Il devint de plus en plus clair que des observations seules ne suffisaient à expliquer l'embryogenèse. Les premières manipulations expérimentales en embryologie furent celles de Wilhelm Roux (1850-1924). En 1888, Roux brûla un des blastomères de grenouille au stade 2 cellules. Le blastomère restant se développa en ce qui semblait être un demi-embryon. Roux conclut au préformationisme et à la théorie du germe-plasme. Il formula sa pensée en offrant la théorie du développement en mosaïque. Roux fut le premier à utiliser l'embryologie expérimentale pour essayer d'expliquer le développement ontogénique et les forces qui le gouvernent.

En 1891 Hans Driesch répéta l'expérience de Roux mais en dissociant deux blastomères d'oursin, plutôt que de grenouille, et par séparation mécanique, plutôt que thermique. Chacun des blastomères isolés se développa en larve complète, bien que petite, contredisant la théorie du développement en mosaïque et supportant l'épigenèse. Driesch proposa la théorie du développement régulateur, car il constatait que chaque blastomère d'oursin pouvait réguler son développement. La potentialité d'un blastomère isolé, les types de cellules auxquels il peut donner naissance, surpasse sa destinée, les types de cellules auxquels il donne naissance au cours du développement normal. En 1894 Driesch suggéra l'existence d'interactions nucléoplasmiques. La destinée d'un noyau dépend du cytoplasme dans lequel il se trouve. Il invoqua l'existence d'une force vitale qui gouverne le développement et alors le vitalisme prit vraiment de l'essor.

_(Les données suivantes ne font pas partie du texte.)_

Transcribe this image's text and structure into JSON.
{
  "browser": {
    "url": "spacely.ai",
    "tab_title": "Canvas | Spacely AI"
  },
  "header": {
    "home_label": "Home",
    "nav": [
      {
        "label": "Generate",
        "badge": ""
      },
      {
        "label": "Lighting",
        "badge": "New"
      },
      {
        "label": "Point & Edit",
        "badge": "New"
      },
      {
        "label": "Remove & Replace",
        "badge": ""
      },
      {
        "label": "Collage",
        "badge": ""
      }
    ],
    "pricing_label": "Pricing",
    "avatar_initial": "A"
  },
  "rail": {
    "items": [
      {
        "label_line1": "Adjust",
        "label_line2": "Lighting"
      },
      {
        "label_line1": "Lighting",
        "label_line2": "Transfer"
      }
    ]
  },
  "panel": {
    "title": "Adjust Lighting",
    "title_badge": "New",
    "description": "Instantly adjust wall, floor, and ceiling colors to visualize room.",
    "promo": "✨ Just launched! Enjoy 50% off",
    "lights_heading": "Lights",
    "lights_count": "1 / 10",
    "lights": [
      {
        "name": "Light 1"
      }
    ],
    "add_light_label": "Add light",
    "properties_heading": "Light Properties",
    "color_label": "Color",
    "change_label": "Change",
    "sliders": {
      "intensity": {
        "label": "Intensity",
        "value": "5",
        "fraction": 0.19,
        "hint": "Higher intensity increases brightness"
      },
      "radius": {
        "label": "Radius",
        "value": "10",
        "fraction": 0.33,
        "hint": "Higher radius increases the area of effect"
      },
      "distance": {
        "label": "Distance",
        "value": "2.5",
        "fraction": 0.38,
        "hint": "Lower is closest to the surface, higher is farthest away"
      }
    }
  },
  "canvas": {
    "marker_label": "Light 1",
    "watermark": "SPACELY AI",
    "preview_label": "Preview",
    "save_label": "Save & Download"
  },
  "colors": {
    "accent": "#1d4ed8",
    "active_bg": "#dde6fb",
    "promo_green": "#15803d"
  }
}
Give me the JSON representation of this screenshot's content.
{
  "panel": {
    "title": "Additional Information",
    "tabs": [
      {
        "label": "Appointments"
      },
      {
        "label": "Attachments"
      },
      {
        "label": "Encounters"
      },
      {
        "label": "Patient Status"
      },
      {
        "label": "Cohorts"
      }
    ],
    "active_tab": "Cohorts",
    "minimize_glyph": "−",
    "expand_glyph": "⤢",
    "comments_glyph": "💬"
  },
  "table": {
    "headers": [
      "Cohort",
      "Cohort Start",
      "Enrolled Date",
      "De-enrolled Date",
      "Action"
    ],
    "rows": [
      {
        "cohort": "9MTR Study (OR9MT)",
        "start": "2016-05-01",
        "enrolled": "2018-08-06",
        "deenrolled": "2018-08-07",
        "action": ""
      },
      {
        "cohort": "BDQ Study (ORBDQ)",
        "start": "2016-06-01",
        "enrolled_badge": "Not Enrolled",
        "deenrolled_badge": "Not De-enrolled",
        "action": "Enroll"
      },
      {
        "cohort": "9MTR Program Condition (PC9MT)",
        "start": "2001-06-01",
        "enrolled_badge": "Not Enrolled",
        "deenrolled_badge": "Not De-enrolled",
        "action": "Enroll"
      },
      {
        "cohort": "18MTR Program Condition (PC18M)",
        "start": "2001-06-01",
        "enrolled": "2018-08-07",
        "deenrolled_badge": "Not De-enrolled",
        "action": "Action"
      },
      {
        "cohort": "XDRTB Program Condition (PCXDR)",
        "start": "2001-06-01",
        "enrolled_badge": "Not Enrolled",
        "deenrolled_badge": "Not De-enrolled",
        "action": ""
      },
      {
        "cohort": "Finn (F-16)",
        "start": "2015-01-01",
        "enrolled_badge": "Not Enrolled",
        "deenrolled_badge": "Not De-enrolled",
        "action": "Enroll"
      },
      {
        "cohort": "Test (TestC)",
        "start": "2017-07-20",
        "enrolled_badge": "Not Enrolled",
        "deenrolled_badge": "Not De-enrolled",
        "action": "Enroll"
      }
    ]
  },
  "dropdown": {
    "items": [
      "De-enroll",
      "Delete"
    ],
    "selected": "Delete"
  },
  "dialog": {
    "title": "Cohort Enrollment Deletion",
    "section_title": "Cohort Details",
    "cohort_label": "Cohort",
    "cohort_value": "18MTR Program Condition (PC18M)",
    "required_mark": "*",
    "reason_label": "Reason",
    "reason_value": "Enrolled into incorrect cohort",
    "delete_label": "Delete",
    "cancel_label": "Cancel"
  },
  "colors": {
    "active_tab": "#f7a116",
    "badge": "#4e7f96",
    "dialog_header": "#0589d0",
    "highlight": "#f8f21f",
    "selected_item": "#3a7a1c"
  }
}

En 1928-35 Sven Hörstadius étudia expérimentalement les potentialités et les gradients de l'ovocyte. En séparant méridionalement l'embryon d'oursin de stade 8 cellules, donc en passant par l'axe animal-végétatif, chaque demi-embryon de 4 cellules se développe en une larve complète. En séparant l'embryon de 8 cellules équatorialement, aucune des deux moitiés ne se développe normalement. La moitié (4 cellules) animale devient une sphère ectodermique ciliée, dite à qualité animale, et la moitié végétative devient un genre de tube digestif agrandi, dit à qualité végétative.

En coupant l'oeuf d'oursin non fertilisé méridionalement et en fertilisant une moitié, un embryon normal se développe. En coupant l'oeuf équatorialement, la moitié fertilisée se développe en "embryon" à qualité animale ou végétative, selon la moitié, tels que décrits ci-haut.

Ainsi, même chez l'oursin il existe un certain degré de développement mosaïque, du moins selon l'axe animal-végétatif.

En dissociant les blastomères d'embryons de 32 ou 64 cellules et en les recombinant de différentes façons, Hörstadius parvint aux observations suivantes: des blastomères an seuls donnent un embryon "animalisé", des blastomères vég seuls donnent un embryon "végétalisé", des blastomères an + vég-1 donnent un embryon moins animalisé: avec moins de cils et un peu de tube digestif, des blastomères an + vég-2 donnent un pluteus normal, des blastomères an + micromères donnent un petit pluteus.

Il existe donc des gradients d'animalisation et de végétalisation le long de l'axe A-V. Le pouvoir d'animalisation va en décroissant du pôle animal au pôle végétatif (an-1 > an-2 > vég-1 > vég-2 > micromères). Inversement, le pouvoir de végétalisation va en décroissant du pôle végétatif au pôle animal (an-1 < an-2 < vég-1 < vég-2 < micromères). Le taux relatif des deux gradients est important pour le développement normal.

En résumé, Hörstadius offrit un modèle de développement régulateur basé sur la concentration relative de gradients dans l'ovocyte. La potentialité surpasse la destinée. Au cours du temps les potentialités deviennent réduites.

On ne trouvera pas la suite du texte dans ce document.